A nova legislação estabelece diretrizes para prevenir e combater todas as formas de discriminação motivadas por crenças ou convicções religiosas, além de reforçar a garantia dos direitos fundamentais previstos na Constituição Federal, assegurando a liberdade de consciência, de culto e de expressão religiosa.

Entre as medidas previstas estão ações educativas, campanhas de conscientização, incentivo à produção de pesquisas acadêmicas e capacitação de profissionais das áreas da educação e da segurança pública para o enfrentamento da intolerância religiosa. A lei também prevê iniciativas para combater práticas discriminatórias em escolas, ambientes de trabalho e instituições públicas.

Durante a cerimônia, a governadora destacou que casos de intolerância religiosa ainda fazem parte da realidade brasileira.

“Infelizmente ainda hoje convivemos com uma realidade inaceitável. Terreiros depredados, objetos sagrados vilipendiados, pessoas constrangidas por usarem suas vestimentas religiosas, crianças discriminadas nas escolas, homens e mulheres impedidos de professar livremente sua fé”, afirmou Fátima Bezerra.

A autora da proposta, deputada Isolda Dantas, ressaltou que a criação da política pública representa o reconhecimento da existência da intolerância religiosa e da necessidade de enfrentá-la.

“Ter uma política de combate à intolerância religiosa é o reconhecimento de que essa intolerância existe e que precisa ser combatida. Isso vai acontecer com visibilidade, mapeamento e fortalecimento”, destacou.

Fátima Bezerra também enfatizou que o fortalecimento da liberdade religiosa é um instrumento de promoção da democracia e da cidadania.

“Um Estado que garante liberdade religiosa é um Estado que fortalece a democracia. Quando o Estado enfrenta o preconceito e respeita a diversidade, ele promove cidadania”, declarou.

Multas para atos de intolerância religiosa

A legislação estabelece sanções administrativas para práticas discriminatórias motivadas por religião, com multas que variam de R$ 200 a R$ 3 mil.

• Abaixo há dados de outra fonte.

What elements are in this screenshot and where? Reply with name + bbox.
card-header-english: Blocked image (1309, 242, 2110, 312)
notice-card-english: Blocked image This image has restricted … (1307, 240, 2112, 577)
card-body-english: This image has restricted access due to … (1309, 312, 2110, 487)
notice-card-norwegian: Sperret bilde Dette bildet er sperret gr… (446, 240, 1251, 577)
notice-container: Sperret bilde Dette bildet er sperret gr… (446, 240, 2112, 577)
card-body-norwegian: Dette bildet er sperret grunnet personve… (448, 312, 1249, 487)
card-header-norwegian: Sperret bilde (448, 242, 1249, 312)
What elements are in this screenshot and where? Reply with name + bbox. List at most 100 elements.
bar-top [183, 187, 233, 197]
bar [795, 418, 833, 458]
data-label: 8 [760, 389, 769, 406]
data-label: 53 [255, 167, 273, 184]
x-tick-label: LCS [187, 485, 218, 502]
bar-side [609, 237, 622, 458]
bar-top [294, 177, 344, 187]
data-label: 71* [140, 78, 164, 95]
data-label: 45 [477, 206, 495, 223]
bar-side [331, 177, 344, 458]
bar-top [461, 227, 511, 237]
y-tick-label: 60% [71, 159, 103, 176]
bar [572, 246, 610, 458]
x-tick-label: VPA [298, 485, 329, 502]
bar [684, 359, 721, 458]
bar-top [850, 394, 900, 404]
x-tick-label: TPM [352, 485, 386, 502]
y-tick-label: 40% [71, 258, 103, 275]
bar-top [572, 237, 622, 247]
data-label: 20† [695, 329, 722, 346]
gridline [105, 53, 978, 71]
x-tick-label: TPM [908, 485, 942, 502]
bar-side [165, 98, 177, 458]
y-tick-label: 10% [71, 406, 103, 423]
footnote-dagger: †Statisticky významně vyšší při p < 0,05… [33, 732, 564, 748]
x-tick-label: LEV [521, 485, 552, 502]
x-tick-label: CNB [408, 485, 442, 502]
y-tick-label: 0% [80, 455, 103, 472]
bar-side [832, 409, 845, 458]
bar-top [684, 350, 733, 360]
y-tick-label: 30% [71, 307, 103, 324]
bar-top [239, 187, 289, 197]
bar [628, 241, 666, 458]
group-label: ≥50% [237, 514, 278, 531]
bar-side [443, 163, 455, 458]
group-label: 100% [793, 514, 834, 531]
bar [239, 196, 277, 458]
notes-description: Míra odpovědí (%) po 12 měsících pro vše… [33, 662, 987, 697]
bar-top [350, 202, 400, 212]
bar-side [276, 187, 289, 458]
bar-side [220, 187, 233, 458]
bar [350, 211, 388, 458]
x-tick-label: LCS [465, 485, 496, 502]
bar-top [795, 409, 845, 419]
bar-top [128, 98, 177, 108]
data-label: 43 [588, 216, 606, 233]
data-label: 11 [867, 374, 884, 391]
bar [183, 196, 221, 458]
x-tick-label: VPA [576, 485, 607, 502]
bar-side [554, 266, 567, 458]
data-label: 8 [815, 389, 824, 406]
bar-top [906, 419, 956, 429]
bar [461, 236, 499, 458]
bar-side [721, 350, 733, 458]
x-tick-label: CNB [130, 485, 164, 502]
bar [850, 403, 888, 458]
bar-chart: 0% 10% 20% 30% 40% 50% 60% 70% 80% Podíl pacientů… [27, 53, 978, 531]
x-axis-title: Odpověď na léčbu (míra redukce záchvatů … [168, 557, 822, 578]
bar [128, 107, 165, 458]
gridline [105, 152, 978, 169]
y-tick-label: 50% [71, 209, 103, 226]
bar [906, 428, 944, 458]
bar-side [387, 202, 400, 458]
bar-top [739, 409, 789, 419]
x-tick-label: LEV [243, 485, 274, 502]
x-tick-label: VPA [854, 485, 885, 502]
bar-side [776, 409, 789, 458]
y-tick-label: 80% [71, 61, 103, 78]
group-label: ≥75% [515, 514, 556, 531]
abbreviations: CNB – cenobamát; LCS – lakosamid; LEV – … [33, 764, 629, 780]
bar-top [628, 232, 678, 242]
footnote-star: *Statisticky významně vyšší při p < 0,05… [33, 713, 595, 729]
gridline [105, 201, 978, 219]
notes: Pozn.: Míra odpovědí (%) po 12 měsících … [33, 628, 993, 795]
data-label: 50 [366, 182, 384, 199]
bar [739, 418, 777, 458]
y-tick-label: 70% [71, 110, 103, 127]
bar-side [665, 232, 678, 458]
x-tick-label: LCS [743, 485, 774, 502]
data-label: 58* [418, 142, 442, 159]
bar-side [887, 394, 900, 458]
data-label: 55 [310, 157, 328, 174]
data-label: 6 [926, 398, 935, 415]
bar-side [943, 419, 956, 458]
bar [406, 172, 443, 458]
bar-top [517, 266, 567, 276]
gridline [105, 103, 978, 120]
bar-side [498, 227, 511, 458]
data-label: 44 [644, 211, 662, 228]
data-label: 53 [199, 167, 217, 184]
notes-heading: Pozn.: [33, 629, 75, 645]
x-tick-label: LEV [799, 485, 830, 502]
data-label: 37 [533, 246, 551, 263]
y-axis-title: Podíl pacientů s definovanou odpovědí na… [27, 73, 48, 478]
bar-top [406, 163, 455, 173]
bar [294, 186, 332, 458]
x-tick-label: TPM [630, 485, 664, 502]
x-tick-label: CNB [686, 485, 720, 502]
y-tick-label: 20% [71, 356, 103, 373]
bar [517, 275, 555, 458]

Entre as condutas passíveis de punição estão impedir a realização de cultos, constranger pessoas em razão de sua crença, negar acesso a estabelecimentos comerciais ou serviços, vilipendiar objetos de culto, perturbar cerimônias religiosas e restringir o uso de vestimentas religiosas em concursos públicos, processos seletivos ou matrículas escolares.

Outro ponto central da lei é a reafirmação do princípio da laicidade do Estado, garantindo que o poder público não interfira nas manifestações de fé e assegure o livre exercício das práticas religiosas.

DECRID reforça combate à discriminação

Durante o evento, a governadora lembrou a criação da Delegacia Especializada no Combate a Crimes Raciais, Intolerância e Discriminação (DECRID), implantada pelo Governo do Estado em março de 2024.

A unidade integra o Departamento de Proteção a Grupos em Situação de Vulnerabilidade (DPGV) e atua na investigação de crimes relacionados ao racismo, LGBTfobia, preconceito por cor, raça, etnia, procedência nacional e intolerância religiosa, incluindo crimes contra religiões de matrizes africanas e ameríndias.

A delegacia está localizada na Rua Demócrito de Souza Paiva, nº 1580, no bairro Lagoa Nova, em Natal.

Fórum lança projeto de mapeamento dos terreiros

A sanção da lei ocorreu durante o III Fórum Estadual das Comunidades Tradicionais de Terreiros do Rio Grande do Norte, promovido pelo Grupo de Articulação de Matriz Africana e Ameríndia do Rio Grande do Norte (GAMA/RN).

O evento também marcou o lançamento do projeto Mapa do Axé Potiguar, desenvolvido em parceria com o Ministério do Desenvolvimento Agrário e Agricultura Familiar (MDA) e o Instituto Federal do Rio Grande do Norte (IFRN).

A iniciativa pretende produzir indicadores científicos sobre as comunidades tradicionais de terreiros, fortalecer o reconhecimento territorial, combater o apagamento histórico e contribuir para a preservação do patrimônio cultural e ancestral. Durante o fórum também foi lançado o Museu Virtual “Arquivo Afro Religioso”.